Retailers: You’re Making It Hard For Me To Buy Stuff From You
Our home color printer, an HP Photosmart 8250 will soon have its seventh birthday. In inkjet printer years, that’s positively ancient. Prior to that I’ve never had an inkjet printer last more than three years; I had a dot-matrix printer that lasted more than ten, but that was in the 1980s, when dinosaurs ruled the earth.
This HP was also relatively expensive too, as printers for the home market go. Although bear in mind that printer companies subscribe to the same marketing philosophy of razor manufacturers, who pioneered the concept of selling the razor handle cheap and making all the money on replacement blades: home printers are sold inexpensively, because all the profit comes from selling ink cartridges.
Until, of course, the day comes when you can’t find them anywhere.
Costco, where I used to get them, dropped HP’s 02-type cartridges from their shelves over a year ago, and now they’ve disappeared from my local Walmart and Staples stores.

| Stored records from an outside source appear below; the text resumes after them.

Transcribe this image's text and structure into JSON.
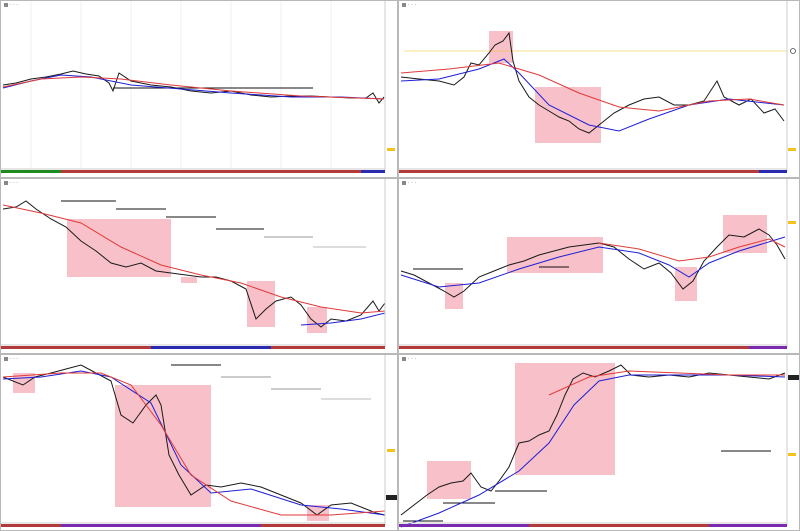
{
  "colors": {
    "candle": "#1a1a1a",
    "ma_fast": "#1f1fd6",
    "ma_slow": "#e03a3a",
    "highlight": "#f7b5c0",
    "level_line": "#111111",
    "grid": "#f2f2f2",
    "marker_yellow": "#f0c419"
  },
  "windows": [
    {
      "id": "w1",
      "title": "· · ·",
      "bottom_strip": [
        "#1e8a1e",
        "#b23a3a",
        "#4b2bb0"
      ]
    },
    {
      "id": "w2",
      "title": "· · ·",
      "bottom_strip": [
        "#b23a3a",
        "#b23a3a",
        "#2b2bb0"
      ]
    },
    {
      "id": "w3",
      "title": "· · ·",
      "bottom_strip": [
        "#b23a3a",
        "#2b2bb0",
        "#b23a3a"
      ]
    },
    {
      "id": "w4",
      "title": "· · ·",
      "bottom_strip": [
        "#b23a3a",
        "#b23a3a",
        "#7a2bb0"
      ]
    },
    {
      "id": "w5",
      "title": "· · ·",
      "bottom_strip": [
        "#b23a3a",
        "#7a2bb0",
        "#b23a3a"
      ]
    },
    {
      "id": "w6",
      "title": "· · ·",
      "bottom_strip": [
        "#7a2bb0",
        "#b23a3a",
        "#7a2bb0"
      ]
    }
  ]
}
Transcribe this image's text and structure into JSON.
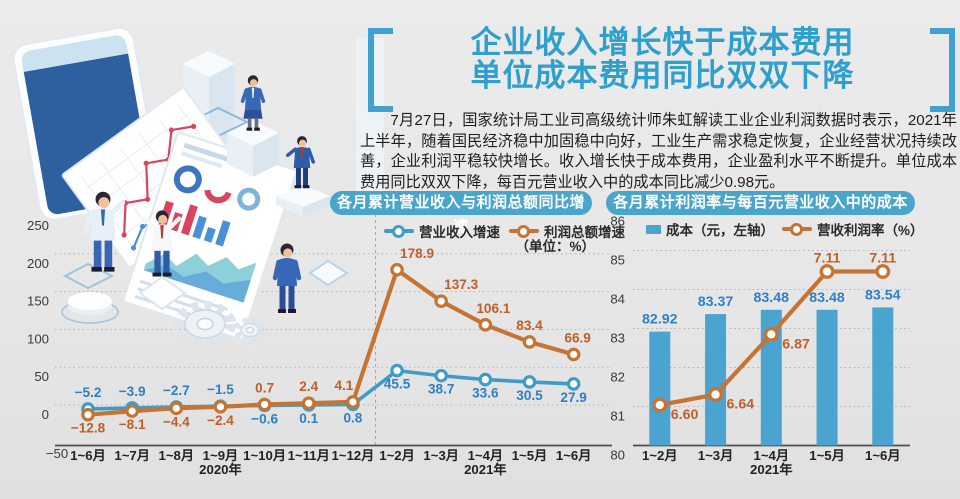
{
  "title": {
    "line1": "企业收入增长快于成本费用",
    "line2": "单位成本费用同比双双下降",
    "color": "#2f9fce",
    "bracket_color": "#3fa2ce"
  },
  "intro": {
    "text": "7月27日，国家统计局工业司高级统计师朱虹解读工业企业利润数据时表示，2021年上半年，随着国民经济稳中加固稳中向好，工业生产需求稳定恢复，企业经营状况持续改善，企业利润平稳较快增长。收入增长快于成本费用，企业盈利水平不断提升。单位成本费用同比双双下降，每百元营业收入中的成本同比减少0.98元。"
  },
  "accent_color": "#49a5cb",
  "chart_data": [
    {
      "type": "line",
      "title": "各月累计营业收入与利润总额同比增速",
      "unit_note": "（单位：%）",
      "categories": [
        "1~6月",
        "1~7月",
        "1~8月",
        "1~9月",
        "1~10月",
        "1~11月",
        "1~12月",
        "1~2月",
        "1~3月",
        "1~4月",
        "1~5月",
        "1~6月"
      ],
      "category_groups": [
        {
          "label": "2020年",
          "span": [
            0,
            6
          ]
        },
        {
          "label": "2021年",
          "span": [
            7,
            11
          ]
        }
      ],
      "series": [
        {
          "id": "revenue-growth",
          "name": "营业收入增速",
          "color": "#3f9cc9",
          "label_color": "#2e7fc5",
          "decimals": 1,
          "width": 3.6,
          "values": [
            -5.2,
            -3.9,
            -2.7,
            -1.5,
            -0.6,
            0.1,
            0.8,
            45.5,
            38.7,
            33.6,
            30.5,
            27.9
          ],
          "label_side": [
            "above",
            "above",
            "above",
            "above",
            "below",
            "below",
            "below",
            "below",
            "below",
            "below",
            "below",
            "below"
          ],
          "label_dx": [
            0,
            0,
            0,
            0,
            0,
            0,
            0,
            0,
            0,
            0,
            0,
            0
          ]
        },
        {
          "id": "profit-growth",
          "name": "利润总额增速",
          "color": "#c57434",
          "label_color": "#c25e28",
          "decimals": 1,
          "width": 4.2,
          "values": [
            -12.8,
            -8.1,
            -4.4,
            -2.4,
            0.7,
            2.4,
            4.1,
            178.9,
            137.3,
            106.1,
            83.4,
            66.9
          ],
          "label_side": [
            "below",
            "below",
            "below",
            "below",
            "above",
            "above",
            "above",
            "above",
            "above",
            "above",
            "above",
            "above"
          ],
          "label_dx": [
            0,
            0,
            0,
            0,
            0,
            0,
            -9,
            20,
            20,
            8,
            0,
            4
          ]
        }
      ],
      "ylim": [
        -50,
        250
      ],
      "ytick": 50,
      "grid": "dotted-horizontal",
      "legend_position": "top-right",
      "divider_after_index": 6
    },
    {
      "type": "bar+line",
      "title": "各月累计利润率与每百元营业收入中的成本",
      "categories": [
        "1~2月",
        "1~3月",
        "1~4月",
        "1~5月",
        "1~6月"
      ],
      "category_group": "2021年",
      "series": [
        {
          "id": "cost-per-100",
          "name": "成本（元，左轴）",
          "type": "bar",
          "axis": "left",
          "color": "#4ba4cf",
          "label_color": "#2e7fc5",
          "decimals": 2,
          "values": [
            82.92,
            83.37,
            83.48,
            83.48,
            83.54
          ]
        },
        {
          "id": "profit-margin",
          "name": "营收利润率（%）",
          "type": "line",
          "axis": "right",
          "color": "#c57434",
          "label_color": "#c25e28",
          "decimals": 2,
          "values": [
            6.6,
            6.64,
            6.87,
            7.11,
            7.11
          ],
          "label_side": [
            "below",
            "below",
            "below",
            "above",
            "above"
          ]
        }
      ],
      "ylim_left": [
        80,
        86
      ],
      "ytick_left": 1,
      "ylim_right_hint": [
        6.45,
        7.35
      ],
      "grid": "dotted-horizontal",
      "legend_position": "top"
    }
  ]
}
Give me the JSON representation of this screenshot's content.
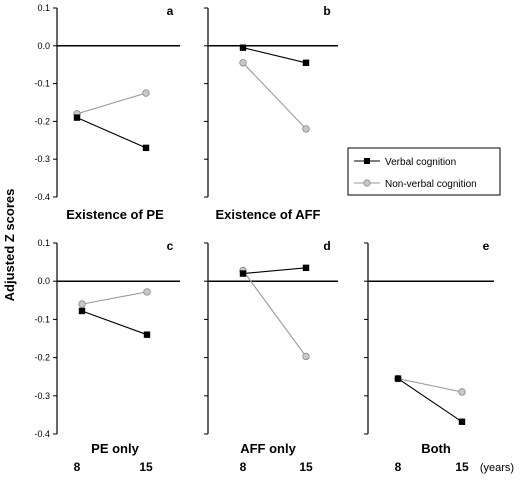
{
  "figure": {
    "ylabel": "Adjusted Z scores",
    "x_ticks": [
      "8",
      "15"
    ],
    "x_unit": "(years)",
    "legend": {
      "verbal": "Verbal cognition",
      "nonverbal": "Non-verbal cognition"
    }
  },
  "colors": {
    "verbal": "#000000",
    "nonverbal": "#999999",
    "nonverbal_fill": "#c8c8c8"
  },
  "chart_data": [
    {
      "type": "line",
      "letter": "a",
      "title": "Existence of PE",
      "x": [
        8,
        15
      ],
      "ylim": [
        -0.4,
        0.1
      ],
      "yticks": [
        "0.1",
        "0.0",
        "-0.1",
        "-0.2",
        "-0.3",
        "-0.4"
      ],
      "series": [
        {
          "name": "Verbal cognition",
          "values": [
            -0.19,
            -0.27
          ]
        },
        {
          "name": "Non-verbal cognition",
          "values": [
            -0.18,
            -0.125
          ]
        }
      ]
    },
    {
      "type": "line",
      "letter": "b",
      "title": "Existence of AFF",
      "x": [
        8,
        15
      ],
      "ylim": [
        -0.4,
        0.1
      ],
      "series": [
        {
          "name": "Verbal cognition",
          "values": [
            -0.005,
            -0.045
          ]
        },
        {
          "name": "Non-verbal cognition",
          "values": [
            -0.045,
            -0.22
          ]
        }
      ]
    },
    {
      "type": "line",
      "letter": "c",
      "title": "PE only",
      "x": [
        8,
        15
      ],
      "ylim": [
        -0.4,
        0.1
      ],
      "yticks": [
        "0.1",
        "0.0",
        "-0.1",
        "-0.2",
        "-0.3",
        "-0.4"
      ],
      "series": [
        {
          "name": "Verbal cognition",
          "values": [
            -0.078,
            -0.14
          ]
        },
        {
          "name": "Non-verbal cognition",
          "values": [
            -0.06,
            -0.028
          ]
        }
      ]
    },
    {
      "type": "line",
      "letter": "d",
      "title": "AFF only",
      "x": [
        8,
        15
      ],
      "ylim": [
        -0.4,
        0.1
      ],
      "series": [
        {
          "name": "Verbal cognition",
          "values": [
            0.02,
            0.035
          ]
        },
        {
          "name": "Non-verbal cognition",
          "values": [
            0.028,
            -0.197
          ]
        }
      ]
    },
    {
      "type": "line",
      "letter": "e",
      "title": "Both",
      "x": [
        8,
        15
      ],
      "ylim": [
        -0.4,
        0.1
      ],
      "series": [
        {
          "name": "Verbal cognition",
          "values": [
            -0.255,
            -0.368
          ]
        },
        {
          "name": "Non-verbal cognition",
          "values": [
            -0.255,
            -0.29
          ]
        }
      ]
    }
  ]
}
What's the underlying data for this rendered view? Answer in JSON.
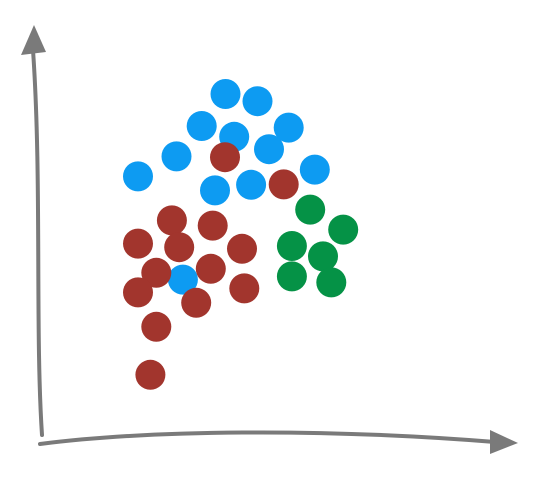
{
  "chart_data": {
    "type": "scatter",
    "title": "",
    "xlabel": "",
    "ylabel": "",
    "xlim": [
      0,
      100
    ],
    "ylim": [
      0,
      100
    ],
    "grid": false,
    "legend": "none",
    "axis_color": "#7a7a7a",
    "series": [
      {
        "color": "#0d9bf2",
        "points": [
          [
            40.5,
            86.5
          ],
          [
            47.5,
            84.7
          ],
          [
            35.3,
            78.5
          ],
          [
            42.4,
            75.8
          ],
          [
            54.3,
            78.1
          ],
          [
            29.8,
            70.9
          ],
          [
            50.0,
            72.7
          ],
          [
            60.0,
            67.6
          ],
          [
            21.4,
            65.9
          ],
          [
            38.2,
            62.4
          ],
          [
            46.1,
            63.8
          ],
          [
            31.2,
            40.1
          ]
        ]
      },
      {
        "color": "#a2352d",
        "points": [
          [
            40.4,
            70.7
          ],
          [
            53.2,
            63.9
          ],
          [
            28.8,
            54.9
          ],
          [
            37.7,
            53.6
          ],
          [
            21.4,
            49.1
          ],
          [
            30.4,
            48.2
          ],
          [
            44.1,
            47.8
          ],
          [
            25.4,
            41.8
          ],
          [
            37.3,
            42.8
          ],
          [
            44.6,
            37.9
          ],
          [
            21.4,
            36.9
          ],
          [
            34.1,
            34.3
          ],
          [
            25.4,
            28.3
          ],
          [
            24.1,
            16.3
          ]
        ]
      },
      {
        "color": "#059246",
        "points": [
          [
            59.0,
            57.6
          ],
          [
            66.2,
            52.6
          ],
          [
            55.0,
            48.5
          ],
          [
            61.8,
            45.9
          ],
          [
            55.0,
            40.9
          ],
          [
            63.6,
            39.4
          ]
        ]
      }
    ]
  }
}
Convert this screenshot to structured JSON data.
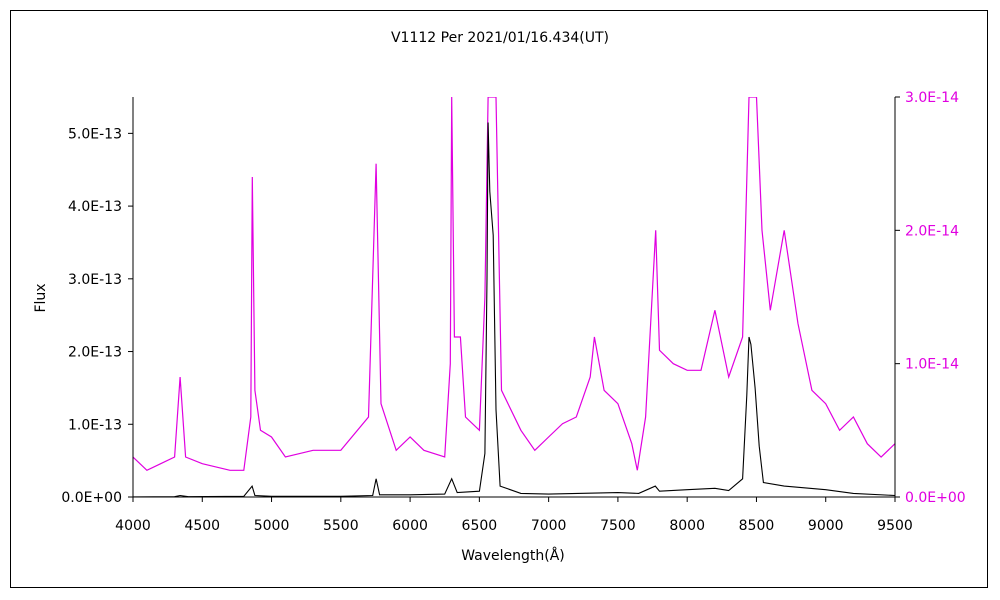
{
  "chart_data": {
    "type": "line",
    "title": "V1112 Per  2021/01/16.434(UT)",
    "xlabel": "Wavelength(Å)",
    "ylabel": "Flux",
    "xlim": [
      4000,
      9500
    ],
    "ylim_left": [
      0,
      5.5e-13
    ],
    "ylim_right": [
      0,
      3e-14
    ],
    "x_ticks": [
      "4000",
      "4500",
      "5000",
      "5500",
      "6000",
      "6500",
      "7000",
      "7500",
      "8000",
      "8500",
      "9000",
      "9500"
    ],
    "y_ticks_left": [
      {
        "value": 0,
        "label": "0.0E+00"
      },
      {
        "value": 1e-13,
        "label": "1.0E-13"
      },
      {
        "value": 2e-13,
        "label": "2.0E-13"
      },
      {
        "value": 3e-13,
        "label": "3.0E-13"
      },
      {
        "value": 4e-13,
        "label": "4.0E-13"
      },
      {
        "value": 5e-13,
        "label": "5.0E-13"
      }
    ],
    "y_ticks_right": [
      {
        "value": 0,
        "label": "0.0E+00"
      },
      {
        "value": 1e-14,
        "label": "1.0E-14"
      },
      {
        "value": 2e-14,
        "label": "2.0E-14"
      },
      {
        "value": 3e-14,
        "label": "3.0E-14"
      }
    ],
    "series": [
      {
        "axis": "left",
        "color": "#000000",
        "points": [
          [
            4000,
            2e-16
          ],
          [
            4300,
            4e-16
          ],
          [
            4340,
            2e-15
          ],
          [
            4400,
            4e-16
          ],
          [
            4800,
            1e-15
          ],
          [
            4860,
            1.5e-14
          ],
          [
            4880,
            2e-15
          ],
          [
            5000,
            1e-15
          ],
          [
            5500,
            1e-15
          ],
          [
            5730,
            2e-15
          ],
          [
            5755,
            2.5e-14
          ],
          [
            5780,
            3e-15
          ],
          [
            6000,
            3e-15
          ],
          [
            6250,
            4e-15
          ],
          [
            6300,
            2.5e-14
          ],
          [
            6340,
            6e-15
          ],
          [
            6500,
            8e-15
          ],
          [
            6540,
            6e-14
          ],
          [
            6555,
            3e-13
          ],
          [
            6563,
            5.15e-13
          ],
          [
            6575,
            4.2e-13
          ],
          [
            6600,
            3.6e-13
          ],
          [
            6620,
            1.2e-13
          ],
          [
            6650,
            1.5e-14
          ],
          [
            6800,
            5e-15
          ],
          [
            7000,
            4e-15
          ],
          [
            7500,
            6e-15
          ],
          [
            7650,
            5e-15
          ],
          [
            7770,
            1.5e-14
          ],
          [
            7800,
            8e-15
          ],
          [
            8000,
            1e-14
          ],
          [
            8200,
            1.2e-14
          ],
          [
            8300,
            9e-15
          ],
          [
            8400,
            2.5e-14
          ],
          [
            8430,
            1.4e-13
          ],
          [
            8446,
            2.2e-13
          ],
          [
            8460,
            2.1e-13
          ],
          [
            8490,
            1.5e-13
          ],
          [
            8520,
            7e-14
          ],
          [
            8550,
            2e-14
          ],
          [
            8700,
            1.5e-14
          ],
          [
            9000,
            1e-14
          ],
          [
            9200,
            5e-15
          ],
          [
            9500,
            2e-15
          ]
        ]
      },
      {
        "axis": "right",
        "color": "#e000e0",
        "points": [
          [
            4000,
            3e-15
          ],
          [
            4100,
            2e-15
          ],
          [
            4200,
            2.5e-15
          ],
          [
            4300,
            3e-15
          ],
          [
            4340,
            9e-15
          ],
          [
            4380,
            3e-15
          ],
          [
            4500,
            2.5e-15
          ],
          [
            4700,
            2e-15
          ],
          [
            4800,
            2e-15
          ],
          [
            4850,
            6e-15
          ],
          [
            4861,
            2.4e-14
          ],
          [
            4880,
            8e-15
          ],
          [
            4920,
            5e-15
          ],
          [
            5000,
            4.5e-15
          ],
          [
            5100,
            3e-15
          ],
          [
            5300,
            3.5e-15
          ],
          [
            5500,
            3.5e-15
          ],
          [
            5700,
            6e-15
          ],
          [
            5755,
            2.5e-14
          ],
          [
            5790,
            7e-15
          ],
          [
            5900,
            3.5e-15
          ],
          [
            6000,
            4.5e-15
          ],
          [
            6100,
            3.5e-15
          ],
          [
            6250,
            3e-15
          ],
          [
            6290,
            1e-14
          ],
          [
            6300,
            3e-14
          ],
          [
            6320,
            1.2e-14
          ],
          [
            6363,
            1.2e-14
          ],
          [
            6400,
            6e-15
          ],
          [
            6500,
            5e-15
          ],
          [
            6540,
            1.5e-14
          ],
          [
            6563,
            3e-14
          ],
          [
            6620,
            3e-14
          ],
          [
            6660,
            8e-15
          ],
          [
            6800,
            5e-15
          ],
          [
            6900,
            3.5e-15
          ],
          [
            7000,
            4.5e-15
          ],
          [
            7100,
            5.5e-15
          ],
          [
            7200,
            6e-15
          ],
          [
            7300,
            9e-15
          ],
          [
            7330,
            1.2e-14
          ],
          [
            7400,
            8e-15
          ],
          [
            7500,
            7e-15
          ],
          [
            7600,
            4e-15
          ],
          [
            7640,
            2e-15
          ],
          [
            7700,
            6e-15
          ],
          [
            7773,
            2e-14
          ],
          [
            7800,
            1.1e-14
          ],
          [
            7900,
            1e-14
          ],
          [
            8000,
            9.5e-15
          ],
          [
            8100,
            9.5e-15
          ],
          [
            8200,
            1.4e-14
          ],
          [
            8300,
            9e-15
          ],
          [
            8400,
            1.2e-14
          ],
          [
            8446,
            3e-14
          ],
          [
            8500,
            3e-14
          ],
          [
            8540,
            2e-14
          ],
          [
            8600,
            1.4e-14
          ],
          [
            8700,
            2e-14
          ],
          [
            8800,
            1.3e-14
          ],
          [
            8900,
            8e-15
          ],
          [
            9000,
            7e-15
          ],
          [
            9100,
            5e-15
          ],
          [
            9200,
            6e-15
          ],
          [
            9300,
            4e-15
          ],
          [
            9400,
            3e-15
          ],
          [
            9500,
            4e-15
          ]
        ]
      }
    ]
  }
}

At the moment, I can still find official HP print cartridges on Amazon.ca, but the question is: for how long? Until then, I still need them.
I can understand retailers no longer stocking print cartridges once the manufacturer stops producing them, but given that there are still legacy printers out there that require support, not stocking in-production cartridges, even for a seven year old printer, seems short sighted.
After all, not only am I not the only one who needs them, if you stock them, that’s going to get me into your store, and there’s an excellent chance that if I’m there anyway I’ll probably buy something else at the same time.
In this case, ceding your retail bricks and mortar business to Amazon.ca smacks of giving up.
I already buy plenty of stuff on Amazon, like many people. As a retailer you really don’t want to give us customers any more reason to shop online more than we already do.
For a category managers, don’t just look at the number of turns you can make on 02 or any other older printer cartridges, ask yourself, are they still profitable, and will they lure traffic into your stores? The answer to both those questions is yes.